What I’m struggling with
I want to process a collection of items that are remote. These items aren’t all available in a single request: to get all items, multiple requests will have to be made (e.g. via a paginated api). Further, there are several of these collections I’d like to retrieve and process, and they have varying sizes. The collections of items would be retrieved from various sources, such as paginated APIs or scraping. Although each collection of items would be small enough to fit in memory at any one time, I’d ideally like to avoid this in order to prevent issues down the road.
Conceptually, I’d like to stream the collection of items and process them one at a time (where by “processing” I currently mean persisting them to the DB, although some response may be deserialized beforehand).

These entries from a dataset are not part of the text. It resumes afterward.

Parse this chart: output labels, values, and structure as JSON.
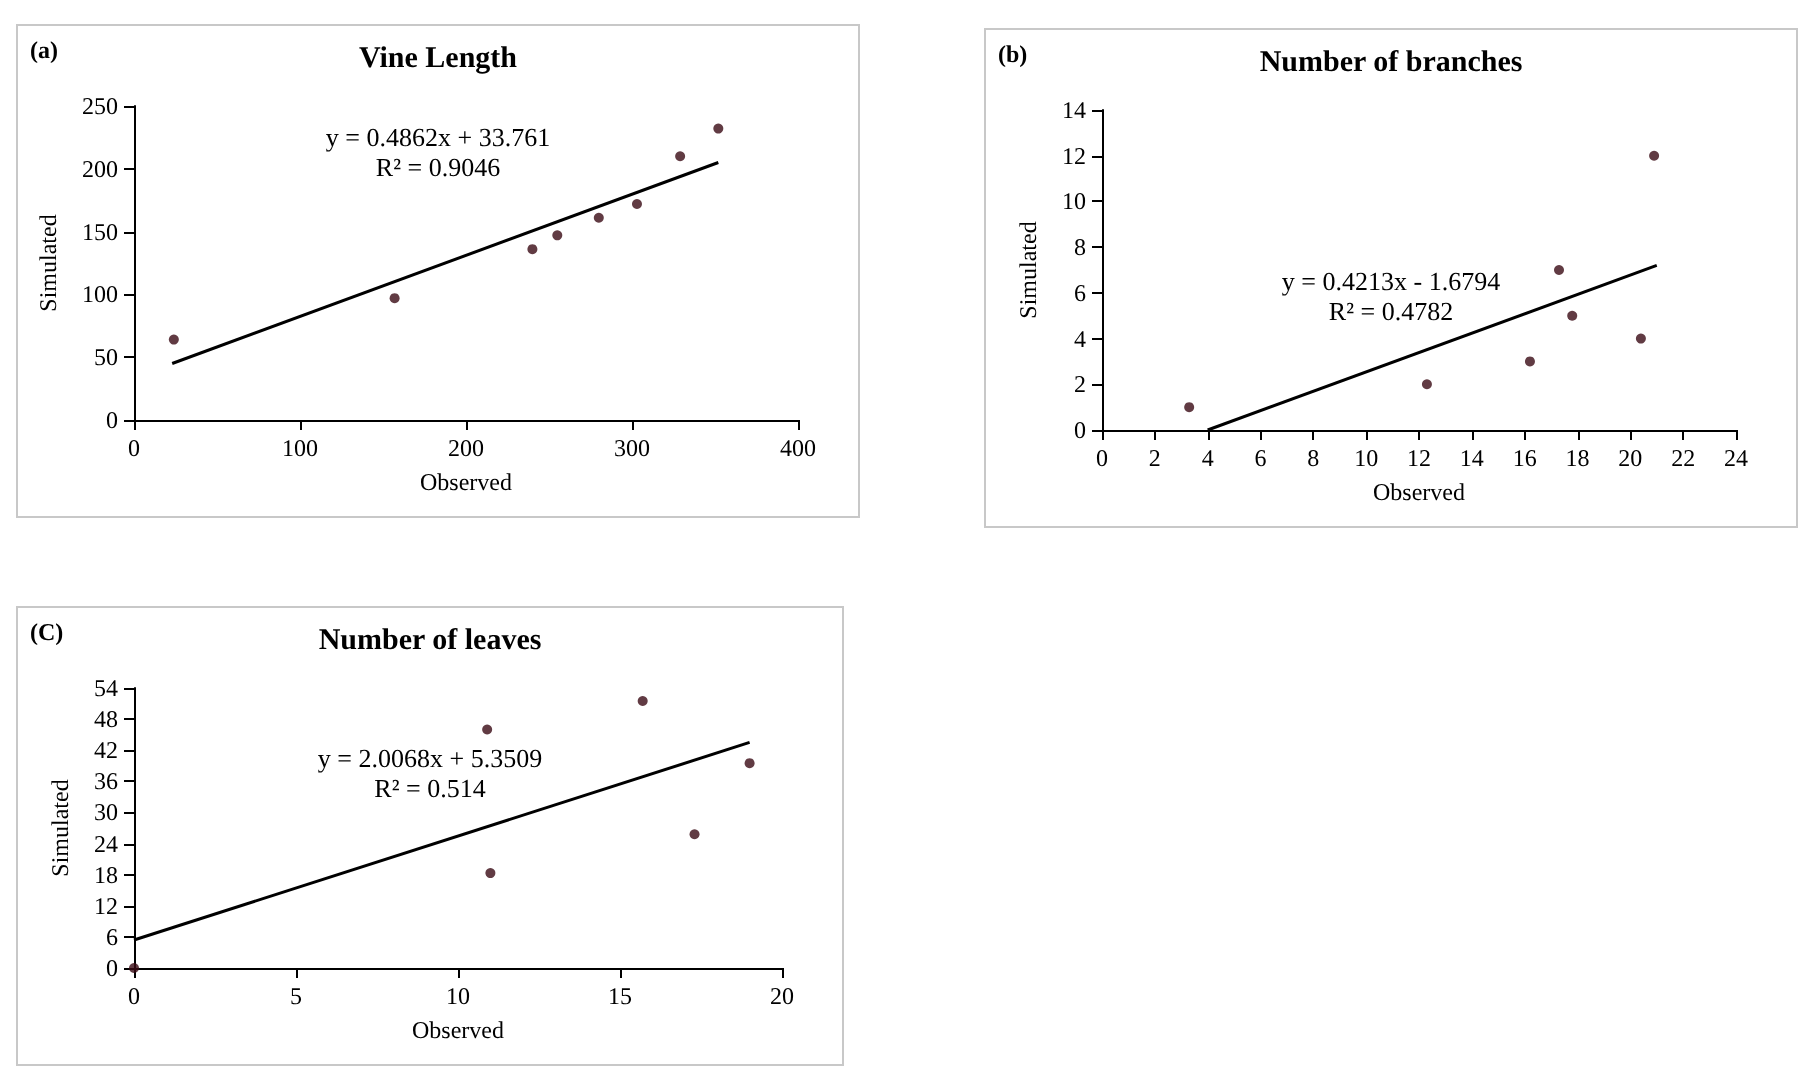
{
  "chart_data": [
    {
      "type": "scatter",
      "title": "Vine Length",
      "xlabel": "Observed",
      "ylabel": "Simulated",
      "annotations": [
        "(a)",
        "y = 0.4862x + 33.761",
        "R² = 0.9046"
      ],
      "xlim": [
        0,
        400
      ],
      "xticks": [
        0,
        100,
        200,
        300,
        400
      ],
      "ylim": [
        0,
        250
      ],
      "yticks": [
        0,
        50,
        100,
        150,
        200,
        250
      ],
      "grid": false,
      "series": [
        {
          "marker": "circle",
          "color": "#3a0a14",
          "x": [
            24,
            157,
            240,
            255,
            280,
            303,
            329,
            352
          ],
          "values": [
            64,
            97,
            136,
            147,
            161,
            172,
            210,
            232
          ]
        },
        {
          "type": "line",
          "marker": "none",
          "color": "#000000",
          "x": [
            23,
            352
          ],
          "values": [
            45,
            205
          ]
        }
      ]
    },
    {
      "type": "scatter",
      "title": "Number of branches",
      "xlabel": "Observed",
      "ylabel": "Simulated",
      "annotations": [
        "(b)",
        "y = 0.4213x - 1.6794",
        "R² = 0.4782"
      ],
      "xlim": [
        0,
        24
      ],
      "xticks": [
        0,
        2,
        4,
        6,
        8,
        10,
        12,
        14,
        16,
        18,
        20,
        22,
        24
      ],
      "ylim": [
        0,
        14
      ],
      "yticks": [
        0,
        2,
        4,
        6,
        8,
        10,
        12,
        14
      ],
      "grid": false,
      "series": [
        {
          "marker": "circle",
          "color": "#3a0a14",
          "x": [
            3.3,
            12.3,
            16.2,
            17.3,
            17.8,
            20.4,
            20.9
          ],
          "values": [
            1,
            2,
            3,
            7,
            5,
            4,
            12
          ]
        },
        {
          "type": "line",
          "marker": "none",
          "color": "#000000",
          "x": [
            4,
            21
          ],
          "values": [
            0,
            7.2
          ]
        }
      ]
    },
    {
      "type": "scatter",
      "title": "Number of leaves",
      "xlabel": "Observed",
      "ylabel": "Simulated",
      "annotations": [
        "(C)",
        "y = 2.0068x + 5.3509",
        "R² = 0.514"
      ],
      "xlim": [
        0,
        20
      ],
      "xticks": [
        0,
        5,
        10,
        15,
        20
      ],
      "ylim": [
        0,
        54
      ],
      "yticks": [
        0,
        6,
        12,
        18,
        24,
        30,
        36,
        42,
        48,
        54
      ],
      "grid": false,
      "series": [
        {
          "marker": "circle",
          "color": "#3a0a14",
          "x": [
            0,
            10.9,
            11.0,
            15.7,
            17.3,
            19.0
          ],
          "values": [
            0,
            46,
            18.3,
            51.5,
            25.8,
            39.5
          ]
        },
        {
          "type": "line",
          "marker": "none",
          "color": "#000000",
          "x": [
            0,
            19
          ],
          "values": [
            5.4,
            43.5
          ]
        }
      ]
    }
  ]
}
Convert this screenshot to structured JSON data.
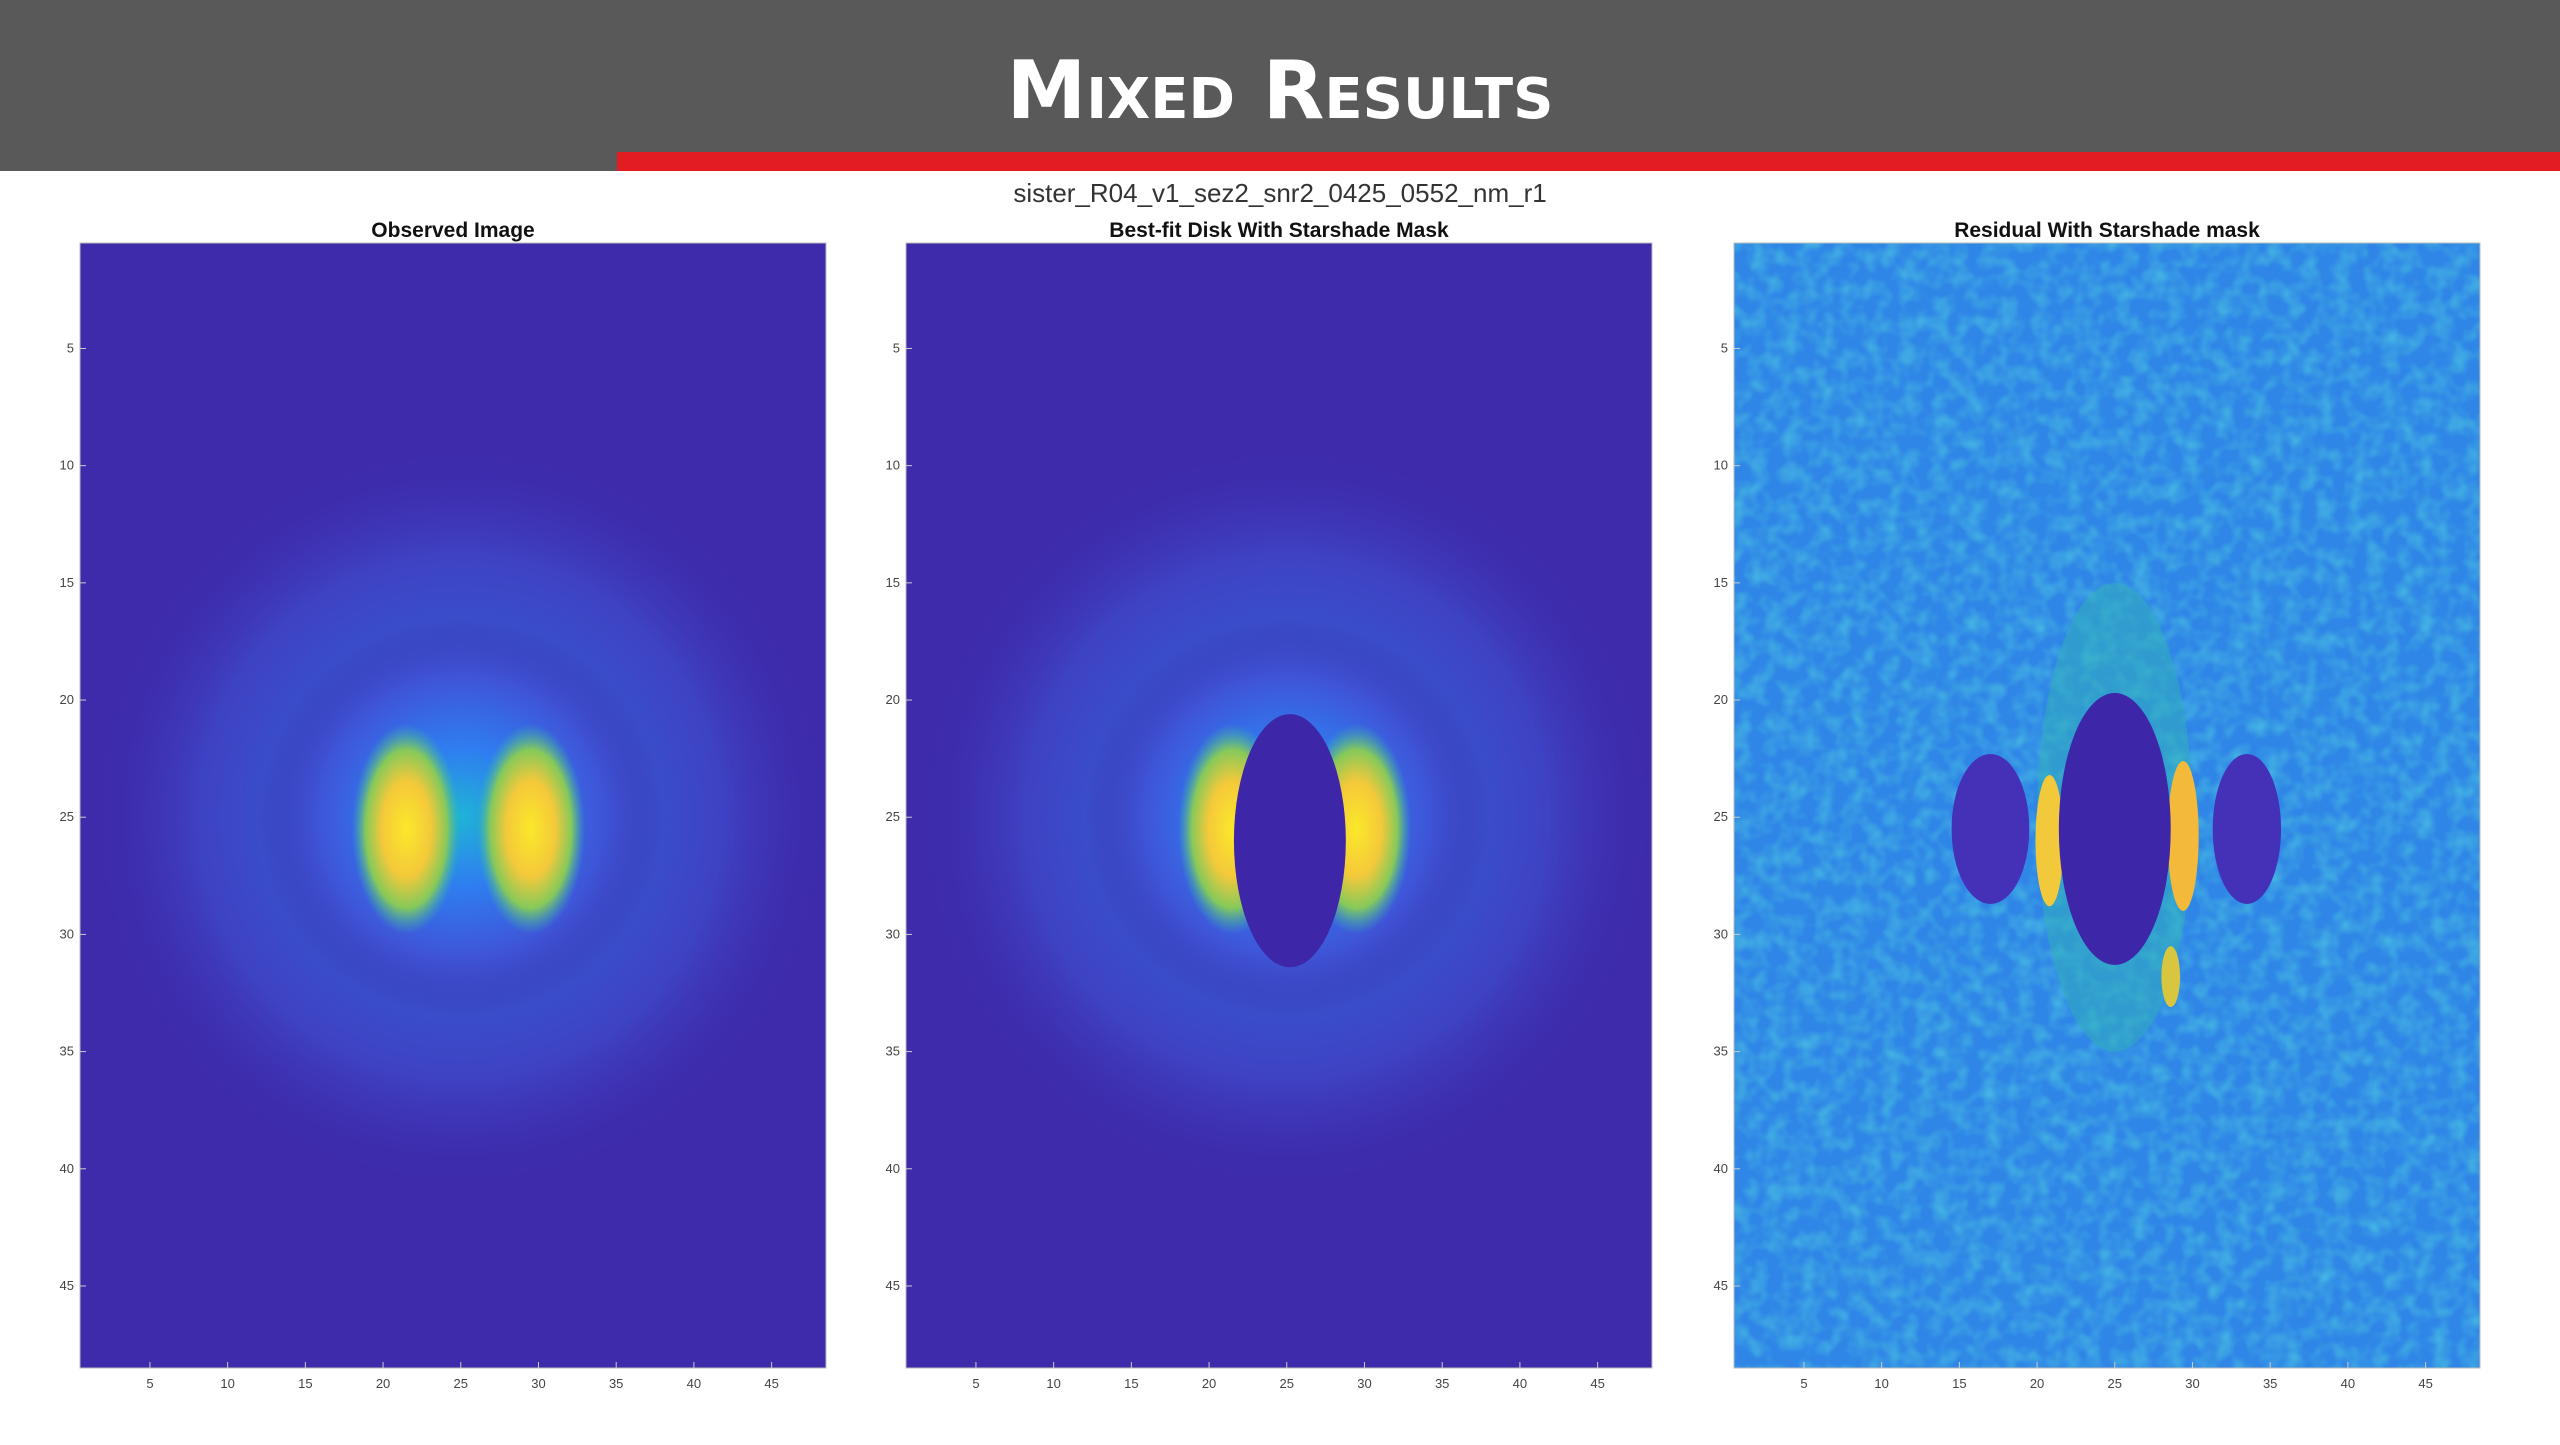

Approaches I’ve considered
Stream.resource/3
It would be really nice to stream the collections via Stream.resource/3
(example here), but I don’t see how to nicely handle the non-happy path:
-
network errors: having retries is obviously trivial, but in case the server is unresponsive (e.g. circuit breaker is open), the error needs to be reported to the caller. I considered implementing this via throw/raise, but that means that every time I want to iterate over a collection, the code must be surrounded by try/catch/rescue, which doesn’t seem very ergonomic.
-
politeness: whether scraping or interacting with an API, I can’t just slam the remote server with requests as fast as I can process the data. Delays between requests must be inserted, etc. Here also, while it would be possible to do that within
Stream.resource/3
I’m afraid it would make the code a little messy and less maintainable.
GenServer, preload all items
I could implement a GenServer that would fetch all items (handling network issues, politeness, etc.) and either return an error (e.g. the remote server is unresponsive) or the full/partial collection of items for processing.
Although the collection of items will fit in memory, I can’t guarantee that as I have no control over the number of items in a collection. Therefore, I’d rather be able to process the batches of items as they arrive to avoid having to worry about memory constraints, especially if running several collection processing processes in parallel.
GenServer, continuation-passing style
I don’t really have any experience with CPS (a better illustration in my opinion is in Fred’s Erlang book, search for " Continuation-Passing Style").
Basically, I could have a function in the GenServer that would return:
- a batch of items and a “next” information (i.e. information on getting the next batch of items, which the GenServer would understand: it could be a url, limit/offset combo, etc.) in the happy path case. After processing the batch of items, the caller would again call the GenServer passing it the “next” value to continue where it left off. If no “next” information is returned, the caller would know it’s arrived at the end of the collection and there are no more items to fetch.
- an error tuple if something happened (circuit breaker tripped, etc.)
I would probably implement this in an async fashion where the batch request returns immediately with a reference, and the actual items in the batch are sent later to the caller along with the reference. I.e. the call would get and process the items within a receive
block.
It feels like this may be the best alternative, but historically all of my dumb ideas started out looking like good ones ¯\_(ツ)_/¯ so I’d rather have opinions from more experience OTP wranglers before setting down the wrong path.
Opinions?
I’m certain this has all been done before in OTP systems, but I couldn’t find any info on the various approaches, pros/cons etc. If anybody can point me in the direction of blog posts, source code, theory, etc. that would be great.
And of course, please criticize the above approaches and suggest any others you think may be more suitable.